J'ai dit ailleurs quelle issue eut cette affaire, et je n'y reviendrai pas ici. Je ne répéterai pas non plus combien nous trouvâmes Ali-Pacha peu disposé à faire droit à nos réclamations; comment nous triomphâmes de sa résistance et obtînmes enfin satisfaction. Mais cette scène, assez vive des deux côtés, fut signalée par un trait de mœurs trop caractéristique pour être passé sous silence.

L'Anglais, sachant l'arabe, se chargea naturellement de porter la parole, tant en mon nom qu'au sien; qu'il s'en acquittât bien ou mal, toujours est-il que le pacha le comprenait parfaitement, et il répondit très-exactement aux premières ouvertures. Mais, dès qu'on entra dans le vif de la question, il fit semblant de ne plus comprendre, et objecta qu'il ne savait pas l'arabe. Ce n'était là qu'un stratagème à l'usage des Turcs, et imaginé pour nous embarrasser autant que pour compliquer l'affaire, en faisant passer les demandes et les réponses par la bouche plus ou moins fidèle d'un interprète. De

cette façon le pacha était moins exposé à se compromettre et n'entendrait que ce qu'il voudrait entendre.
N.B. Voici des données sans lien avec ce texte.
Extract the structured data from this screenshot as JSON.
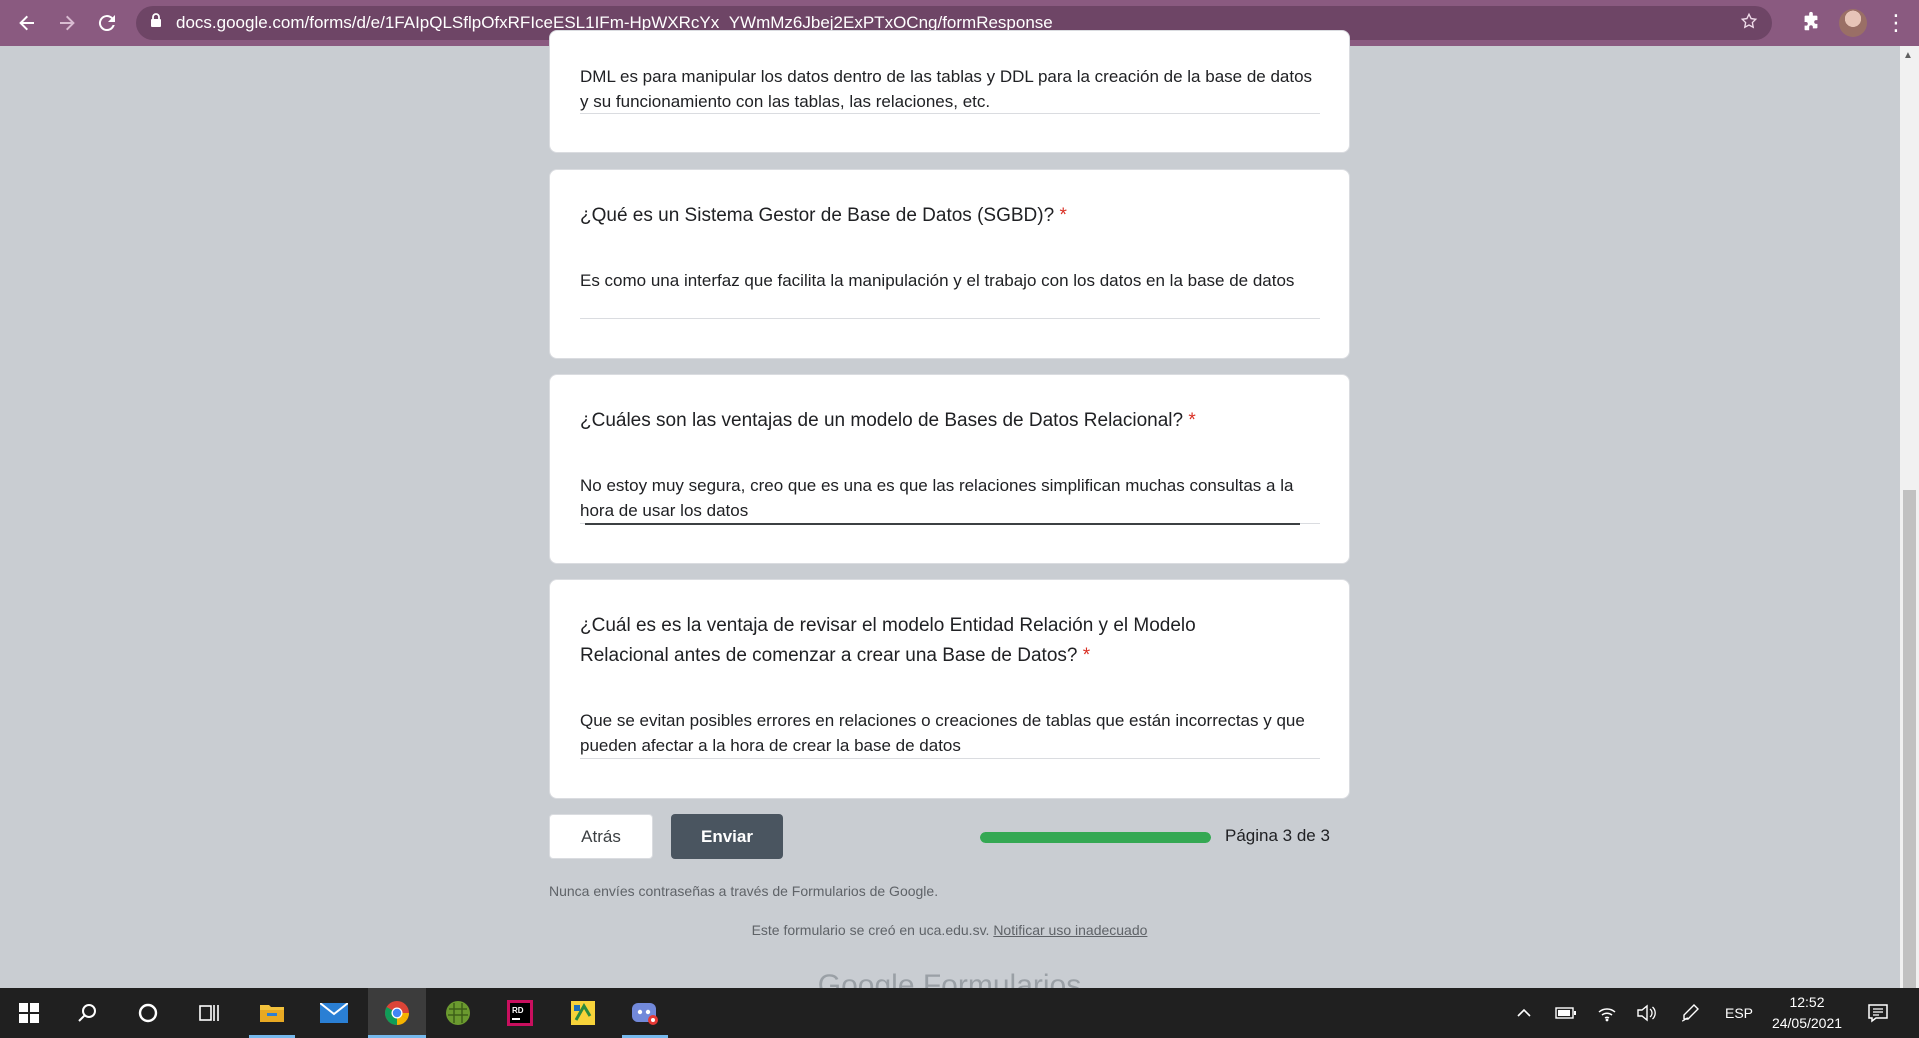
{
  "browser": {
    "url": "docs.google.com/forms/d/e/1FAIpQLSflpOfxRFIceESL1IFm-HpWXRcYx_YWmMz6Jbej2ExPTxOCng/formResponse",
    "icons": [
      "back-arrow-icon",
      "forward-arrow-icon",
      "reload-icon",
      "lock-icon",
      "star-icon",
      "puzzle-icon",
      "avatar",
      "kebab-menu-icon"
    ]
  },
  "form": {
    "cards": [
      {
        "question": "",
        "answer": "DML es para manipular los datos dentro de las tablas y DDL para la creación de la base de datos y su funcionamiento con las tablas, las relaciones, etc."
      },
      {
        "question": "¿Qué es un Sistema Gestor de Base de Datos (SGBD)?",
        "required_mark": "*",
        "answer": "Es como una interfaz que facilita la manipulación y el trabajo con los datos en la base de datos"
      },
      {
        "question": "¿Cuáles son las ventajas de un modelo de Bases de Datos Relacional?",
        "required_mark": "*",
        "answer": "No estoy muy segura, creo que es una es que las relaciones simplifican muchas consultas a la hora de usar los datos"
      },
      {
        "question": "¿Cuál es es la ventaja de revisar el modelo Entidad Relación y el Modelo Relacional antes de comenzar a crear una Base de Datos?",
        "required_mark": "*",
        "answer": "Que se evitan posibles errores en relaciones o creaciones de tablas que están incorrectas y que pueden afectar a la hora de crear la base de datos"
      }
    ],
    "back_label": "Atrás",
    "submit_label": "Enviar",
    "progress": {
      "fraction": 1.0,
      "label": "Página 3 de 3"
    },
    "password_notice": "Nunca envíes contraseñas a través de Formularios de Google.",
    "created_text": "Este formulario se creó en uca.edu.sv.",
    "report_link": "Notificar uso inadecuado",
    "logo_text": "Google Formularios",
    "colors": {
      "progress": "#34a853",
      "required": "#d93025",
      "submit_bg": "#4a5560",
      "browser_frame": "#8a5a80"
    }
  },
  "taskbar": {
    "apps": [
      "windows-start-icon",
      "search-icon",
      "cortana-icon",
      "task-view-icon",
      "file-explorer-icon",
      "mail-icon",
      "chrome-icon",
      "minecraft-icon",
      "rider-icon",
      "app-icon",
      "discord-icon"
    ],
    "tray": {
      "language": "ESP",
      "time": "12:52",
      "date": "24/05/2021"
    }
  }
}
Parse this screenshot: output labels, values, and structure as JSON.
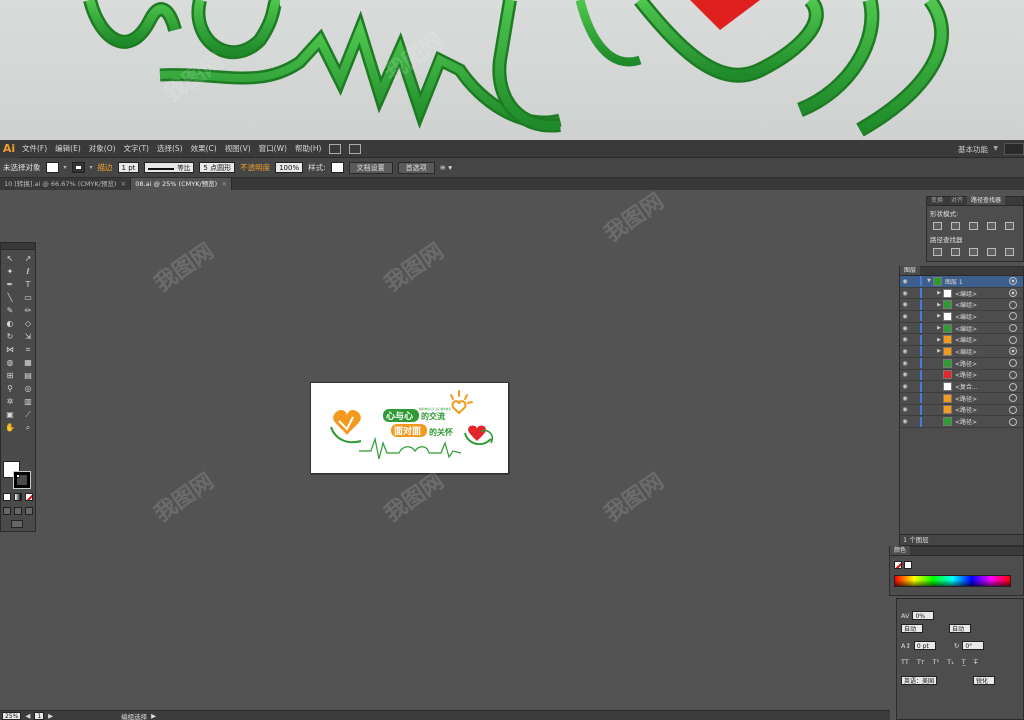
{
  "app": {
    "logo_text": "Ai",
    "menu": [
      "文件(F)",
      "编辑(E)",
      "对象(O)",
      "文字(T)",
      "选择(S)",
      "效果(C)",
      "视图(V)",
      "窗口(W)",
      "帮助(H)"
    ],
    "workspace": "基本功能"
  },
  "control_bar": {
    "selection": "未选择对象",
    "stroke_label": "描边",
    "stroke_weight": "1 pt",
    "stroke_profile": "等比",
    "brush": "5 点圆形",
    "opacity_label": "不透明度",
    "opacity_value": "100%",
    "style_label": "样式:",
    "doc_setup": "文档设置",
    "preferences": "首选项"
  },
  "tabs": [
    {
      "label": "10 [转换].ai @ 66.67% (CMYK/预览)",
      "active": false
    },
    {
      "label": "08.ai @ 25% (CMYK/预览)",
      "active": true
    }
  ],
  "artboard": {
    "title1": "心与心",
    "title2": "的交流",
    "title3": "面对面",
    "title4": "的关怀",
    "small_text": "倾听你的心声 关心你的成长",
    "accent_green": "#2e9b34",
    "accent_orange": "#f39a1e",
    "accent_red": "#e3262b"
  },
  "pathfinder": {
    "tabs": [
      "变换",
      "对齐",
      "路径查找器"
    ],
    "shape_modes_label": "形状模式:",
    "pathfinder_label": "路径查找器"
  },
  "layers": {
    "tab": "图层",
    "rows": [
      {
        "name": "图层 1",
        "expand": true
      },
      {
        "name": "<编组>",
        "expand": true
      },
      {
        "name": "<编组>",
        "expand": true
      },
      {
        "name": "<编组>",
        "expand": true
      },
      {
        "name": "<编组>",
        "expand": true
      },
      {
        "name": "<编组>",
        "expand": true
      },
      {
        "name": "<编组>",
        "expand": true
      },
      {
        "name": "<路径>",
        "expand": false
      },
      {
        "name": "<路径>",
        "expand": false
      },
      {
        "name": "<复合...",
        "expand": false
      },
      {
        "name": "<路径>",
        "expand": false
      },
      {
        "name": "<路径>",
        "expand": false
      },
      {
        "name": "<路径>",
        "expand": false
      }
    ],
    "footer": "1 个图层"
  },
  "color_panel": {
    "tab": "颜色"
  },
  "character": {
    "tracking": "0%",
    "leading_left": "自动",
    "leading_right": "自动",
    "baseline": "0 pt",
    "rotation": "0°",
    "language": "英语：美国",
    "antialias": "锐化"
  },
  "status": {
    "zoom": "25%",
    "page": "1",
    "tool": "编组选择"
  },
  "watermark": "我图网"
}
Ajoutez à cela que, par respect et encore plus par crainte, les interprètes, étant d'ordinaire des subalternes, ont grand soin d'adoucir, en les traduisant à leurs supérieurs, les paroles qui pourraient blesser leurs oreilles: on reste ainsi de part et d'autre dans les à peu près. Ne voulant pas, quant à moi, être mystifié par le pacha, j'imitai son exemple, et déclarai qu'ignorant la langue turque, je désirais m'expliquer dans une langue européenne. Il se trouva là juste à point un Arnaute qui parlait turc et italien, et qui remplit hic et nunc les fonctions de trucheman. Tous les subterfuges, toutes les roueries de notre homme ne lui servirent à rien; il lui fallut en fin de compte céder à notre insistance et à notre résolution. Le consul d'Autriche, présent à la conférence, se chargea du reste.

A peine sortis du Divan, nous montâmes à cheval et partimes immédiatement pour rejoindre notre cange, amarrée depuis quatre jours à la grève. Quelques minutes après, le Nil nous emportait vers Berber.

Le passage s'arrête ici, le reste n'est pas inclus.